Have you ever been chatting or gaming on
Discord when the server suddenly goes completely down? Completely stressful, am I right? I have been there, as a mod it can be really stressful. Of course, you can solve down time and pull off a container mod in complete control. Here is how I do it.
Look For Early Signs
Spotting problems early is the best approach.

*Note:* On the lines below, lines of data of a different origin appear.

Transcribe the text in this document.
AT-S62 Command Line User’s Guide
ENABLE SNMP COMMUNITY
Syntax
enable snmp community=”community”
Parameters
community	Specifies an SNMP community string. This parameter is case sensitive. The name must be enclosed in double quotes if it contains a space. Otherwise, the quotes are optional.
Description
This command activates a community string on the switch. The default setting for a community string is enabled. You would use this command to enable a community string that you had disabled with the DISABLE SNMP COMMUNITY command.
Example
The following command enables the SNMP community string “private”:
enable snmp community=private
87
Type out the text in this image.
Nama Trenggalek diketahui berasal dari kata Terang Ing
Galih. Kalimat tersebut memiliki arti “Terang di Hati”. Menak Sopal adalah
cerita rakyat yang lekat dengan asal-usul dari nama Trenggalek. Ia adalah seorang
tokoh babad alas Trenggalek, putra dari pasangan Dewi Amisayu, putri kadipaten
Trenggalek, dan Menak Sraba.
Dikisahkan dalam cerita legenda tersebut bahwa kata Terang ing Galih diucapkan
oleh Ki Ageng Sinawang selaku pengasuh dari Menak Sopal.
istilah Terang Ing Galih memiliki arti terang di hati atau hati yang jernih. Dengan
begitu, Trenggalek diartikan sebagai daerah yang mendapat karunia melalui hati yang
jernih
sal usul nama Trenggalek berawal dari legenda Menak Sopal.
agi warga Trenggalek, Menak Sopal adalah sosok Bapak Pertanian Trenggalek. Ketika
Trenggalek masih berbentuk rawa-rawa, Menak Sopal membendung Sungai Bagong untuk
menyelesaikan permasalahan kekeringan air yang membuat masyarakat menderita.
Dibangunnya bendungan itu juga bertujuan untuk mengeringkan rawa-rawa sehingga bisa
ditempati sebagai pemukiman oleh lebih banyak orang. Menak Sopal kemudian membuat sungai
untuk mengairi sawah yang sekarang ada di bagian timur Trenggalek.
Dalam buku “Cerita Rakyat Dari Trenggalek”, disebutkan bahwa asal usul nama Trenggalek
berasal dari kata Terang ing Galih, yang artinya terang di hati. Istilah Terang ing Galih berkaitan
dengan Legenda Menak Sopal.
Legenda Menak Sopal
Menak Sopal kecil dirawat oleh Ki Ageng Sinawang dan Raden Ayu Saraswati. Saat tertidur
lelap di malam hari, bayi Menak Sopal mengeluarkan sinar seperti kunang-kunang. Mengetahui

Servers typically provide subtle alerts prior to crashing. Keep an eye on:
•
Bots behaving oddly – If there are sudden errors, it usually indicates a problem.
•
Slow server performance – If you happen to have more than one user trying to connect at the same time, your server will start to slow down.
•
Maintenance notifications – Discord will sometimes announce planned downtime.
If you pay attention to early signs, you will have the opportunity to reload or act. Have you ever seen the
“Server Status: Partial Outage” notification? That is a sign it is time to investigate.
Tell Others ASAP
When there is downtime, silence is the worst. Users will panic if they don't know what is going on. I always:
- Post a short update in a popular channel
- Keep message friendly and honest, ie "Hey everyone, we're having issues with the server. We are fixing it!"
- Use status bots or pinned messages for updates.
People value honesty. A simple message can go a long way.
Stay Calm!
Mods, please stay calm! Don't panic? Things will get worse. First off, here's what I do:
•
Delegate - Have one person check messages, one person check bots, and someone else can just monitor server status.
•
Have backups - If you have other bots, or another admin account, it will help when things go sideways more than once (and if you're in the right headspace to sort that).
•
Note your incidents - Write in moderation log what happened so that next time you don't have to rely on your wits to figure it out.
You shouldn't have to do everything by yourself - it's really useful to have a team to assist you to plan your moderation.
Learn For Next Time
After the server is back to normal, take time to decompress and review the incident:
- Was this issue preventable?
- Which tools or bots failed?
- How can we improve next time?
Keeping a log of your downtimes will aid in your response in the future.